Beijing menganggap Taiwan sebagai bagian dari wilayah China yang harus disatukan kembali dengan daratan China, bahkan dengan kekerasan jika perlu.
Sementara sebagian besar negara, termasuk AS, tidak secara resmi mengakui Taiwan sebagai negara merdeka, Washington menentang segala upaya untuk merebut pulau itu secara paksa dan secara hukum berkomitmen untuk menyediakan senjata untuk mendukung pertahanan diri Taiwan.
Zheng mengatakan bahwa AS "sangat tertanam di Asia" dan semakin menjadi "penyelenggara utama" konflik di kawasan tersebut.
"Sejak AS beralih ke Asia pada akhir tahun 2011, AS telah membentuk sedikitnya tujuh aliansi mini-multilateral, yang semuanya ditujukan untuk melawan China," imbuh Zheng, meskipun dia tidak menyebutkan perjanjian mana yang dia maksud.
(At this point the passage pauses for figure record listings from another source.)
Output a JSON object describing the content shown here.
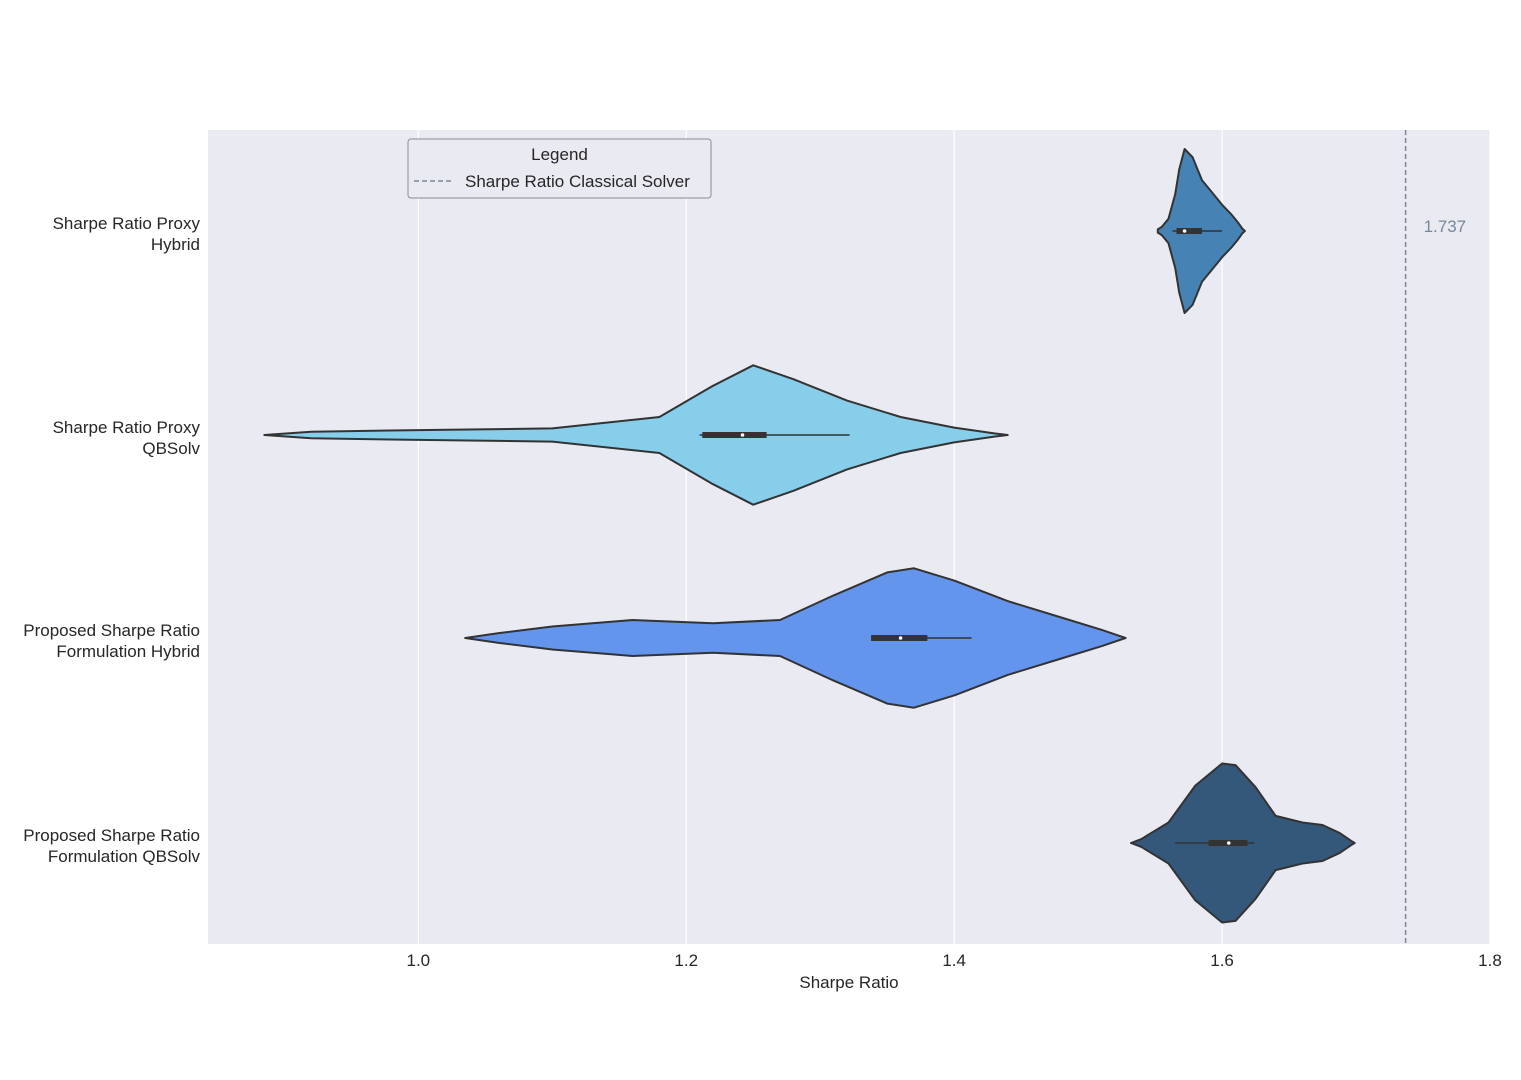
{
  "chart_data": {
    "type": "violin",
    "orientation": "horizontal",
    "xlabel": "Sharpe Ratio",
    "xlim": [
      0.843,
      1.8
    ],
    "xticks": [
      "1.0",
      "1.2",
      "1.4",
      "1.6",
      "1.8"
    ],
    "xtick_values": [
      1.0,
      1.2,
      1.4,
      1.6,
      1.8
    ],
    "grid": true,
    "categories": [
      [
        "Sharpe Ratio Proxy",
        "Hybrid"
      ],
      [
        "Sharpe Ratio Proxy",
        "QBSolv"
      ],
      [
        "Proposed Sharpe Ratio",
        "Formulation Hybrid"
      ],
      [
        "Proposed Sharpe Ratio",
        "Formulation QBSolv"
      ]
    ],
    "series": [
      {
        "color": "#4682b4",
        "median": 1.572,
        "q1": 1.566,
        "q3": 1.585,
        "whisker_low": 1.563,
        "whisker_high": 1.6,
        "density": [
          [
            1.552,
            0.02
          ],
          [
            1.555,
            0.05
          ],
          [
            1.56,
            0.15
          ],
          [
            1.565,
            0.45
          ],
          [
            1.568,
            0.75
          ],
          [
            1.572,
            1.0
          ],
          [
            1.578,
            0.9
          ],
          [
            1.585,
            0.62
          ],
          [
            1.592,
            0.48
          ],
          [
            1.6,
            0.32
          ],
          [
            1.607,
            0.2
          ],
          [
            1.612,
            0.1
          ],
          [
            1.615,
            0.03
          ],
          [
            1.617,
            0.0
          ]
        ]
      },
      {
        "color": "#87ceeb",
        "median": 1.242,
        "q1": 1.212,
        "q3": 1.26,
        "whisker_low": 1.21,
        "whisker_high": 1.322,
        "density": [
          [
            0.885,
            0.0
          ],
          [
            0.92,
            0.04
          ],
          [
            1.0,
            0.06
          ],
          [
            1.1,
            0.08
          ],
          [
            1.18,
            0.22
          ],
          [
            1.22,
            0.6
          ],
          [
            1.25,
            0.85
          ],
          [
            1.28,
            0.68
          ],
          [
            1.32,
            0.42
          ],
          [
            1.36,
            0.22
          ],
          [
            1.4,
            0.09
          ],
          [
            1.43,
            0.02
          ],
          [
            1.44,
            0.0
          ]
        ]
      },
      {
        "color": "#6495ed",
        "median": 1.36,
        "q1": 1.338,
        "q3": 1.38,
        "whisker_low": 1.338,
        "whisker_high": 1.413,
        "density": [
          [
            1.035,
            0.0
          ],
          [
            1.06,
            0.06
          ],
          [
            1.1,
            0.14
          ],
          [
            1.16,
            0.22
          ],
          [
            1.22,
            0.18
          ],
          [
            1.27,
            0.22
          ],
          [
            1.31,
            0.52
          ],
          [
            1.35,
            0.8
          ],
          [
            1.37,
            0.85
          ],
          [
            1.4,
            0.7
          ],
          [
            1.44,
            0.45
          ],
          [
            1.48,
            0.25
          ],
          [
            1.51,
            0.1
          ],
          [
            1.528,
            0.0
          ]
        ]
      },
      {
        "color": "#34587a",
        "median": 1.605,
        "q1": 1.59,
        "q3": 1.619,
        "whisker_low": 1.565,
        "whisker_high": 1.624,
        "density": [
          [
            1.532,
            0.0
          ],
          [
            1.54,
            0.05
          ],
          [
            1.56,
            0.25
          ],
          [
            1.58,
            0.7
          ],
          [
            1.6,
            0.97
          ],
          [
            1.61,
            0.95
          ],
          [
            1.625,
            0.68
          ],
          [
            1.64,
            0.33
          ],
          [
            1.66,
            0.25
          ],
          [
            1.675,
            0.22
          ],
          [
            1.688,
            0.12
          ],
          [
            1.697,
            0.02
          ],
          [
            1.699,
            0.0
          ]
        ]
      }
    ],
    "reference_line": {
      "value": 1.737,
      "label": "1.737",
      "color": "#778899",
      "style": "dashed"
    },
    "legend": {
      "title": "Legend",
      "position": "upper-left",
      "entries": [
        {
          "label": "Sharpe Ratio Classical Solver",
          "color": "#778899",
          "style": "dashed"
        }
      ]
    },
    "colors": {
      "plot_background": "#eaeaf2",
      "grid": "#ffffff",
      "violin_edge": "#333333"
    }
  }
}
Dia juga mencatat bahwa tujuan utama AS adalah untuk memprovokasi "pergeseran strategis" dalam fokus NATO untuk menganggap China sebagai ancaman besar, yang mengharuskan negara-negara Eropa terkemuka memandang China dalam sudut pandang ini.
SCMP melaporkan hubungan China dengan Uni Eropa telah memburuk dalam beberapa tahun terakhir karena ketidaksepakatan yang signifikan atas isu-isu seperti subsidi untuk kendaraan listrik, hak asasi manusia, dan hubungan Beijing yang semakin erat dengan Rusia.
Selain itu, negara-negara anggota utama Uni Eropa, termasuk Prancis dan Jerman, telah meningkatkan keterlibatan mereka di kawasan Indo-Pasifik.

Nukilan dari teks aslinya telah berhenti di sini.